The logo of OCI Holdings
The logo of OCI Holdings

OCI Holdings is anticipated to enjoy long-term benefits resulting from the United States’ intensified sanctions on China’s polysilicon. There are only three non-Chinese polysilicon manufacturers globally, and OCI Holdings is one of them in Korea.

According to sources in the solar energy industry on Sept. 7, the U.S. Department of Commerce concluded that some Chinese companies have been indirectly exporting solar modules via Southeast Asia. Consequently, from June next year, the U.S. has decided to impose a minimum 30% anti-dumping and countervailing duty on solar module exports from Chinese companies.

This is an additional measure following the U.S.’ restriction on importing polysilicon produced in the Xinjiang region, citing human rights abuses against the Uighur minority. Now, polysilicon from areas outside Xinjiang in China will also be sanctioned.

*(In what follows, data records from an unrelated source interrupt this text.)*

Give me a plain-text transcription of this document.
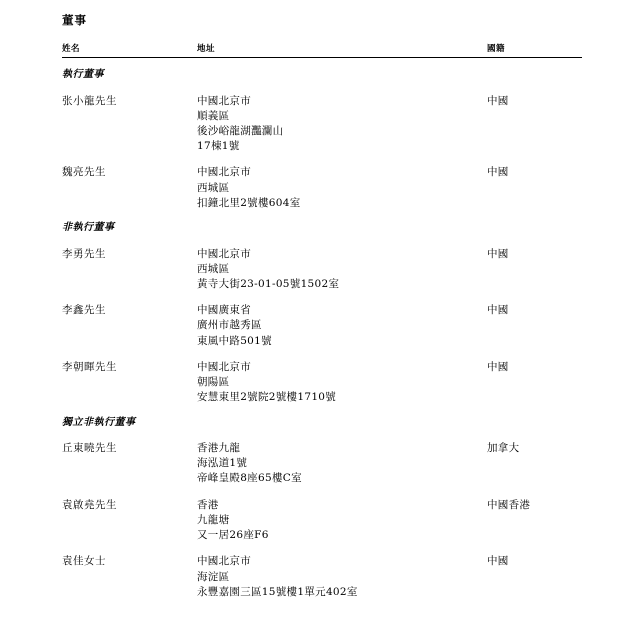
董事
姓名	地址	國籍
執行董事		
张小龍先生	中國北京市
順義區
後沙峪龍湖灩瀾山
17棟1號	中國
魏亮先生	中國北京市
西城區
扣鐘北里2號樓604室	中國
非執行董事		
李勇先生	中國北京市
西城區
黃寺大街23-01-05號1502室	中國
李鑫先生	中國廣東省
廣州市越秀區
東風中路501號	中國
李朝暉先生	中國北京市
朝陽區
安慧東里2號院2號樓1710號	中國
獨立非執行董事		
丘東曉先生	香港九龍
海泓道1號
帝峰皇殿8座65樓C室	加拿大
袁啟堯先生	香港
九龍塘
又一居26座F6	中國香港
袁佳女士	中國北京市
海淀區
永豐嘉園三區15號樓1單元402室	中國
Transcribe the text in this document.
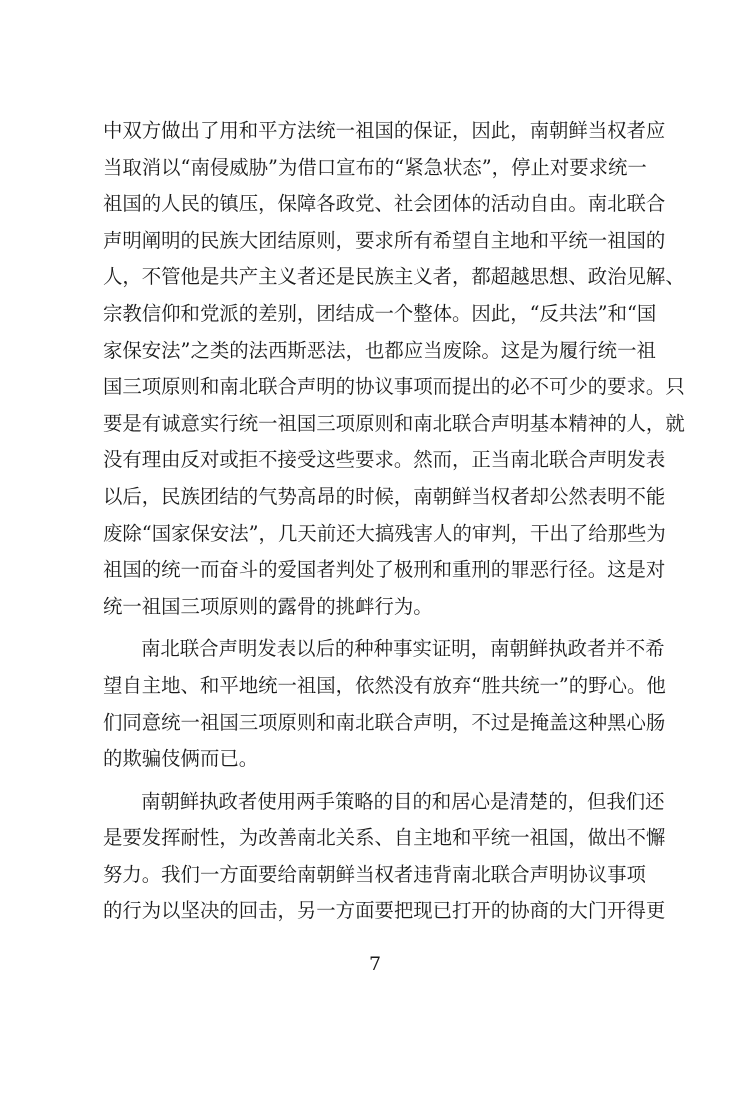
中双方做出了用和平方法统一祖国的保证，因此，南朝鲜当权者应
当取消以“南侵威胁”为借口宣布的“紧急状态”，停止对要求统一
祖国的人民的镇压，保障各政党、社会团体的活动自由。南北联合
声明阐明的民族大团结原则，要求所有希望自主地和平统一祖国的
人，不管他是共产主义者还是民族主义者，都超越思想、政治见解、
宗教信仰和党派的差别，团结成一个整体。因此，“反共法”和“国
家保安法”之类的法西斯恶法，也都应当废除。这是为履行统一祖
国三项原则和南北联合声明的协议事项而提出的必不可少的要求。只
要是有诚意实行统一祖国三项原则和南北联合声明基本精神的人，就
没有理由反对或拒不接受这些要求。然而，正当南北联合声明发表
以后，民族团结的气势高昂的时候，南朝鲜当权者却公然表明不能
废除“国家保安法”，几天前还大搞残害人的审判，干出了给那些为
祖国的统一而奋斗的爱国者判处了极刑和重刑的罪恶行径。这是对
统一祖国三项原则的露骨的挑衅行为。
南北联合声明发表以后的种种事实证明，南朝鲜执政者并不希
望自主地、和平地统一祖国，依然没有放弃“胜共统一”的野心。他
们同意统一祖国三项原则和南北联合声明，不过是掩盖这种黑心肠
的欺骗伎俩而已。
南朝鲜执政者使用两手策略的目的和居心是清楚的，但我们还
是要发挥耐性，为改善南北关系、自主地和平统一祖国，做出不懈
努力。我们一方面要给南朝鲜当权者违背南北联合声明协议事项
的行为以坚决的回击，另一方面要把现已打开的协商的大门开得更
7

Currently, there are only three non-Chinese polysilicon producers globally: U.S.-based Hemlock, Germany-based Wacker, and Korea-baed OCI Holdings. Their combined production capacity cannot meet U.S. demand. This is evident from an analysis by the Chinese polysilicon manufacturer DAQO, which stated that non-Chinese polysilicon supply only meets two-thirds of U.S. demand.

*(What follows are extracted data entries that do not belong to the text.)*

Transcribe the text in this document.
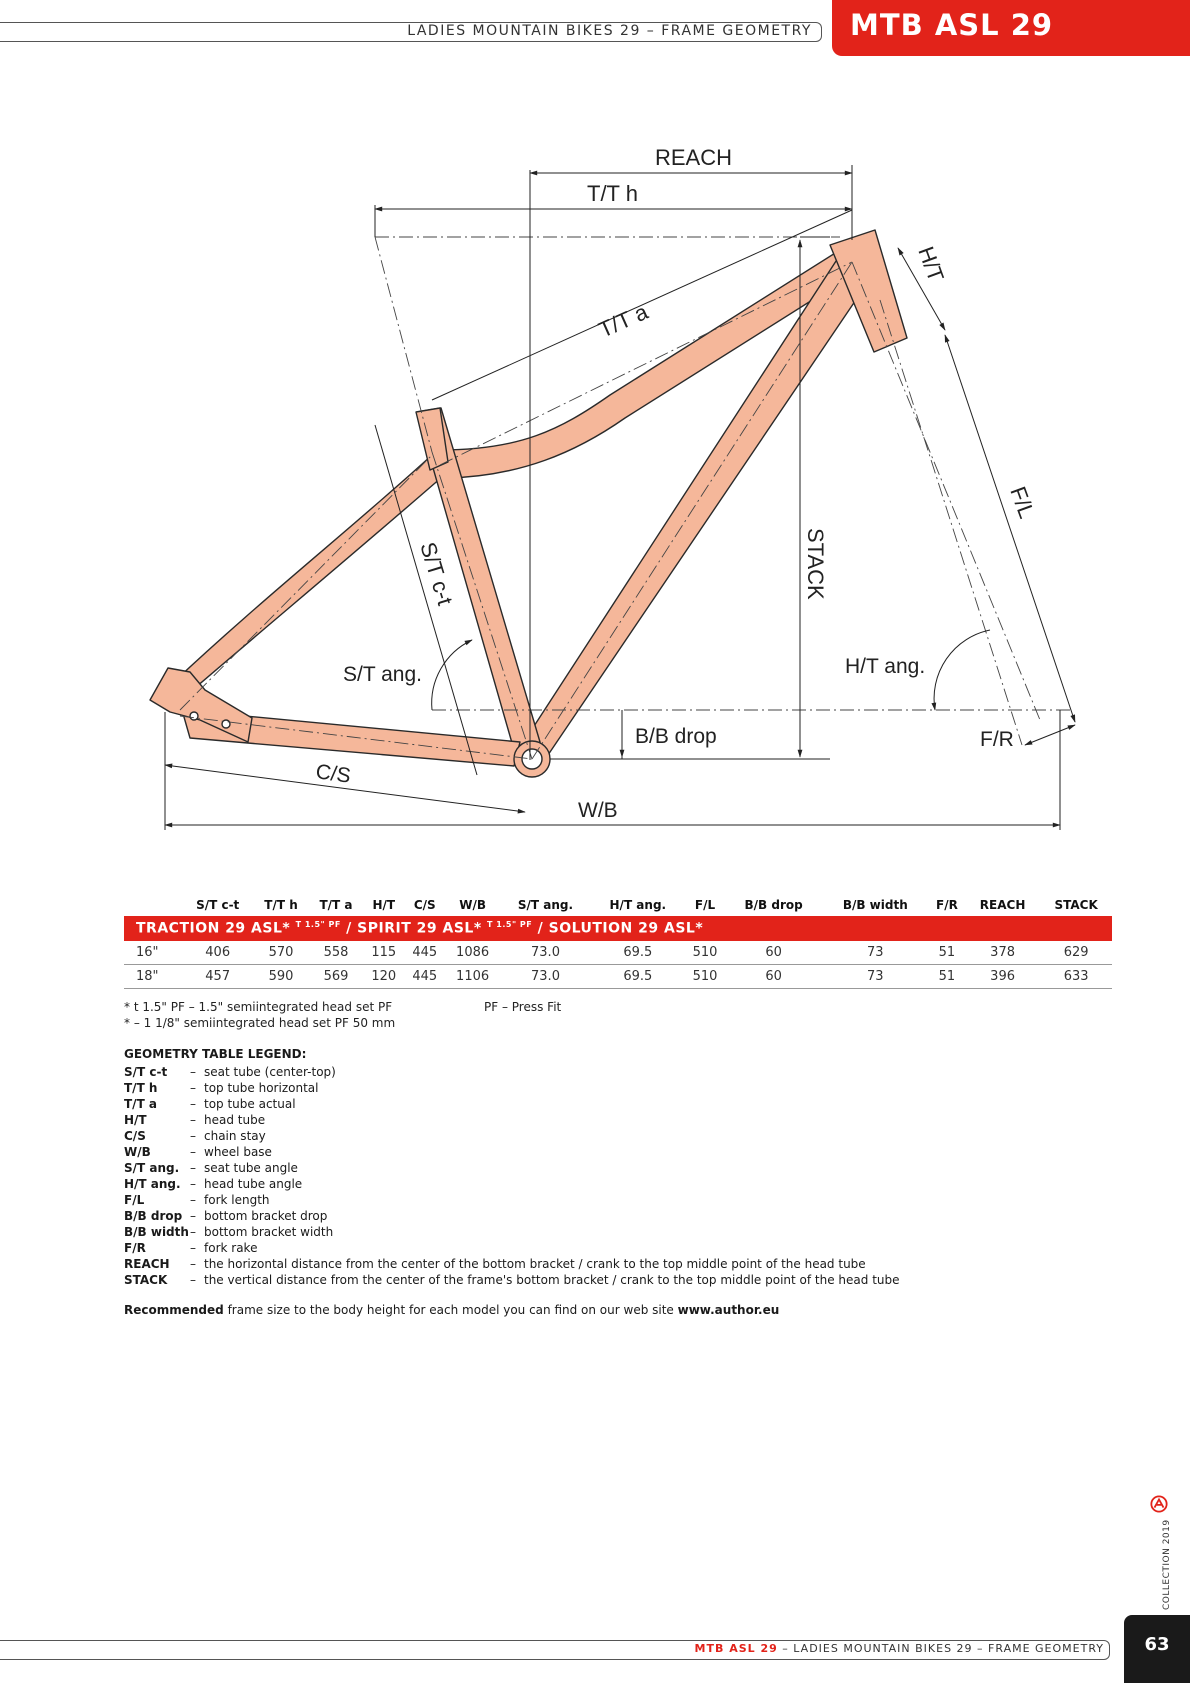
LADIES MOUNTAIN BIKES 29 – FRAME GEOMETRY MTB ASL 29
REACH
T/T h
T/T a
H/T
F/L
STACK
S/T c-t
S/T ang.	H/T ang.
B/B drop	F/R
C/S
W/B
	S/T c-t	T/T h	T/T a	H/T	C/S	W/B	S/T ang.	H/T ang.	F/L	B/B drop	B/B width	F/R	REACH	STACK
TRACTION 29 ASL* $^{T 1.5" PF}$ / SPIRIT 29 ASL* $^{T 1.5" PF}$ / SOLUTION 29 ASL*														
16"	406	570	558	115	445	1086	73.0	69.5	510	60	73	51	378	629
18"	457	590	569	120	445	1106	73.0	69.5	510	60	73	51	396	633
* t 1.5" PF – 1.5" semiintegrated head set PF
* – 1 1/8" semiintegrated head set PF 50 mm
PF – Press Fit
GEOMETRY TABLE LEGEND:
S/T c-t	– seat tube (center-top)
T/T h	– top tube horizontal
T/T a	– top tube actual
H/T	– head tube
C/S	– chain stay
W/B	– wheel base
S/T ang. – seat tube angle
H/T ang. – head tube angle
F/L	– fork length
B/B drop – bottom bracket drop
B/B width – bottom bracket width
F/R	– fork rake
REACH	– the horizontal distance from the center of the bottom bracket / crank to the top middle point of the head tube
STACK	– the vertical distance from the center of the frame's bottom bracket / crank to the top middle point of the head tube
Recommended frame size to the body height for each model you can find on our web site www.author.eu
COLLECTION 2019
MTB ASL 29 – LADIES MOUNTAIN BIKES 29 – FRAME GEOMETRY	63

The industry believes that establishing factories in the U.S. would cost more than ten times the current expenditure. The European Union is also set to implement a forced labor prohibition law in two years, which may further diminish the position of Chinese firms in the global polysilicon market. This potentially means non-Chinese manufacturers might supply polysilicon at relatively higher prices in the long run.